Pages

Minggu, 04 Januari 2015

Sholat Tarawih


M A K A L A H

Shalat Tarawih




Dosen Pembimbing :
Haeri, S.HI, M.HI






Disusun Oleh :



FATHORRAHMAN
201410020311009



UNIVERSITAS MUHAMMADIAH MALANG
FAKULTAS AGAMA ISLAM
JURUSAN AKHWAL ASSAKHSYIAH ( SYAR’IAH )
MALANG
2015
------------------------------------

BAB I
PENDAHULUAN

A.    Latar Belakang Masalah
Shalat  tarawih  hanya  disyariatkan  di  dalam  bulan Ramadhan.  Di  luar  Ramadhan,  tidak  disyariatkan  shalat tarawih. Meski pun seseorang melakukan shalat sunnah pada malam hari, namun kalau bukan di dalam bulan Ramadhan, namanya  bukan  tarawih,  melainkan  sekedar  shalat  malam atau tahajjud.
Tarawih Bukan Tahajjud
Rasulullah  SAW  tiap  malam  secara  rutin  mengerjakan shalat tahajjud, baik di dalam bulan Ramadhan maupun di luar  bulan  Ramadhan.  Namun  di  luar  shalat-shalat malamnya  itu,  secara  khusus  di  malam  bulan  Ramadhan beliau  mengerjakan  satu  jenis  shalat  sunnah  khususu  dan unik, yang kemudian disebut dengan shalat tarawih. Perbedaan  paling  signifikan  antara  shalat  tarawih dengan tahajjud adalah pada bulannya. Shalat tarawih hanya dilakukan  di  malam  bulan  Ramadhan,  sedangkan  shalat tahajjud  dikerjakan  kapan  saja,  baik  di  dalam  bulan
Ramadhan atau di luar bulan Ramadhan. Selain  itu,  shalat  tarawih  dikerjakan  di  awal  malam bergandengan  dengan  shalat  Isya’,  yang  dicontohkan  oleh Nabi  SAW  secara  berjamaah  di  masjid.  Sedangkan  shalat tahajjud dikerjakan di akhir malam setelah bangun dari tidur, lebih  sering  beliau  mengerjakannya  secara  sendirian  di rumah  beliau,  walau  pun  ada  riwayat  pernah  dilakukan dengan berjamaah di masjid.
Waktu  yang  paling  utama  untuk  melaksanakan  shalat malam atau tahajjud ini adalah sepertiga malam terakhir atau menjelang  fajar. 
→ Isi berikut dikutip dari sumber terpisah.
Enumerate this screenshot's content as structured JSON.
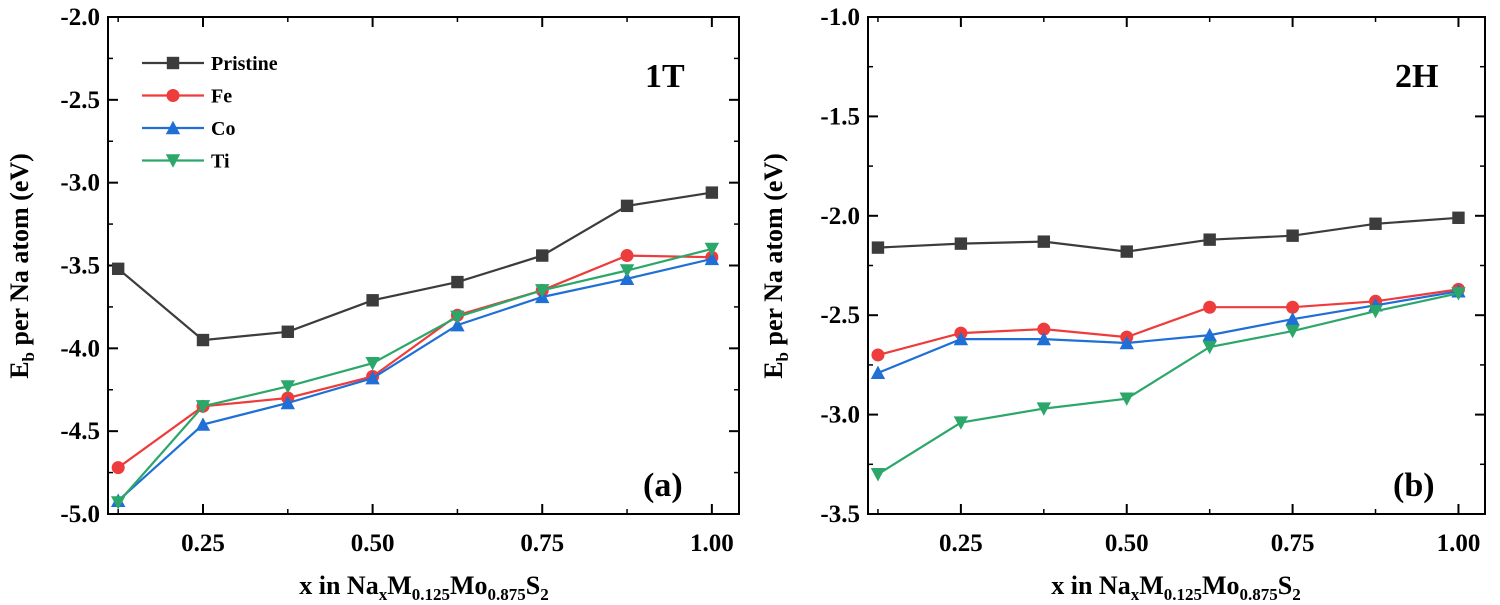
{
  "chart_data": [
    {
      "type": "line",
      "panel_label": "(a)",
      "phase_label": "1T",
      "xlabel": {
        "pre": "x in Na",
        "s1": "x",
        "m": "M",
        "s2": "0.125",
        "mo": "Mo",
        "s3": "0.875",
        "s": "S",
        "s4": "2"
      },
      "ylabel": {
        "pre": "E",
        "sub": "b",
        "post": " per Na atom (eV)"
      },
      "xlim": [
        0.11,
        1.04
      ],
      "ylim": [
        -5.0,
        -2.0
      ],
      "xticks": [
        0.25,
        0.5,
        0.75,
        1.0
      ],
      "xtick_labels": [
        "0.25",
        "0.50",
        "0.75",
        "1.00"
      ],
      "yticks": [
        -5.0,
        -4.5,
        -4.0,
        -3.5,
        -3.0,
        -2.5,
        -2.0
      ],
      "ytick_labels": [
        "-5.0",
        "-4.5",
        "-4.0",
        "-3.5",
        "-3.0",
        "-2.5",
        "-2.0"
      ],
      "legend_position": "top-left",
      "x": [
        0.125,
        0.25,
        0.375,
        0.5,
        0.625,
        0.75,
        0.875,
        1.0
      ],
      "series": [
        {
          "name": "Pristine",
          "color": "#3c3c3c",
          "marker": "square",
          "values": [
            -3.52,
            -3.95,
            -3.9,
            -3.71,
            -3.6,
            -3.44,
            -3.14,
            -3.06
          ]
        },
        {
          "name": "Fe",
          "color": "#ee3b3b",
          "marker": "circle",
          "values": [
            -4.72,
            -4.35,
            -4.3,
            -4.17,
            -3.8,
            -3.65,
            -3.44,
            -3.45
          ]
        },
        {
          "name": "Co",
          "color": "#1f6fd6",
          "marker": "triangle-up",
          "values": [
            -4.92,
            -4.46,
            -4.33,
            -4.18,
            -3.86,
            -3.69,
            -3.58,
            -3.46
          ]
        },
        {
          "name": "Ti",
          "color": "#2ca76a",
          "marker": "triangle-down",
          "values": [
            -4.93,
            -4.35,
            -4.23,
            -4.09,
            -3.81,
            -3.65,
            -3.53,
            -3.4
          ]
        }
      ]
    },
    {
      "type": "line",
      "panel_label": "(b)",
      "phase_label": "2H",
      "xlabel": {
        "pre": "x in Na",
        "s1": "x",
        "m": "M",
        "s2": "0.125",
        "mo": "Mo",
        "s3": "0.875",
        "s": "S",
        "s4": "2"
      },
      "ylabel": {
        "pre": "E",
        "sub": "b",
        "post": " per Na atom (eV)"
      },
      "xlim": [
        0.11,
        1.04
      ],
      "ylim": [
        -3.5,
        -1.0
      ],
      "xticks": [
        0.25,
        0.5,
        0.75,
        1.0
      ],
      "xtick_labels": [
        "0.25",
        "0.50",
        "0.75",
        "1.00"
      ],
      "yticks": [
        -3.5,
        -3.0,
        -2.5,
        -2.0,
        -1.5,
        -1.0
      ],
      "ytick_labels": [
        "-3.5",
        "-3.0",
        "-2.5",
        "-2.0",
        "-1.5",
        "-1.0"
      ],
      "x": [
        0.125,
        0.25,
        0.375,
        0.5,
        0.625,
        0.75,
        0.875,
        1.0
      ],
      "series": [
        {
          "name": "Pristine",
          "color": "#3c3c3c",
          "marker": "square",
          "values": [
            -2.16,
            -2.14,
            -2.13,
            -2.18,
            -2.12,
            -2.1,
            -2.04,
            -2.01
          ]
        },
        {
          "name": "Fe",
          "color": "#ee3b3b",
          "marker": "circle",
          "values": [
            -2.7,
            -2.59,
            -2.57,
            -2.61,
            -2.46,
            -2.46,
            -2.43,
            -2.37
          ]
        },
        {
          "name": "Co",
          "color": "#1f6fd6",
          "marker": "triangle-up",
          "values": [
            -2.79,
            -2.62,
            -2.62,
            -2.64,
            -2.6,
            -2.52,
            -2.45,
            -2.38
          ]
        },
        {
          "name": "Ti",
          "color": "#2ca76a",
          "marker": "triangle-down",
          "values": [
            -3.3,
            -3.04,
            -2.97,
            -2.92,
            -2.66,
            -2.58,
            -2.48,
            -2.39
          ]
        }
      ]
    }
  ]
}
B.     Tujuan Penulisan adalah :

  1. Penulisan makalah ini bertujuan untuk mendeskripsikan tentang  Eksistensi Solat tarawih
  2. Untuk menjelaskan Rakaat sholat tarawih menurut hadist sohih Nabi Muhammad SAW.

C.    Manfaat Penulisan adalah :
  1. Penulisan makalah ini diharapkan dapat menambah khasana keilmuan Islam khususnya tentang Shalat tarawih .
  2. Juga dapat dimanfaatkan untuk menambah pengetahuan dan dapat memberikan dorongan kepada kita semua Umat Muslimin & Muslimat dalam memperbanyak Ibadah dibulan Romadhon diantaranya sholat tarawih dengan tuntunan Rosulullah yang telah disabdakan pada beberapa hadist Sohihnya.


 BAB II
PEMBAHASAN
 A.    Pengertian Sholat Tarawi
Secara bahasa, kata tarawih (تراويح) adalah bentuk jama' dari  bentuk  tunggalnya,  yaitu  tarwihah  (ترويحة) Maknanya secara bahasa adalah istirahat. Tapi yang dimaksud adalah duduk  dengan  jeda  waktu  agak  lama  di  antara  rangkaian rakaat-rakat shalat itu. Secara  syariah,  shalat  tarawih  adalah  :  shalat  sunnah yang hanya dilakukan pada malam bulan Ramadhan, dengan dua-dua  rakaat,  dimana  para  ulama  berbeda  pendapat tentang jumlahnya.[1]
Shalat  tarawih  dikenal  sebagai  shalat  yang  dilakukan pada  malam  bulan  Ramadhan.  Dahulu  Rasulullah  SAW pernah melakukannya di masjid bersama dengan beberapa shahabat.  Namun  pada  malam  berikutnya,  jumlah  mereka menjadi  bertambah  banyak.  Dan  semakin  bertambah  lagi pada malam berikutnya. Sehingga kemudian Rasulullah SAW memutuskan untuk tidak  melakukannya  di  masjid  bersama  para  shahabat. Alasan  yang  dikemukakan  saat  itu  adalah  takut  shalat tarawih itu diwajibkan. Karena itu kemudian mereka shalat sendiri-sendiri. 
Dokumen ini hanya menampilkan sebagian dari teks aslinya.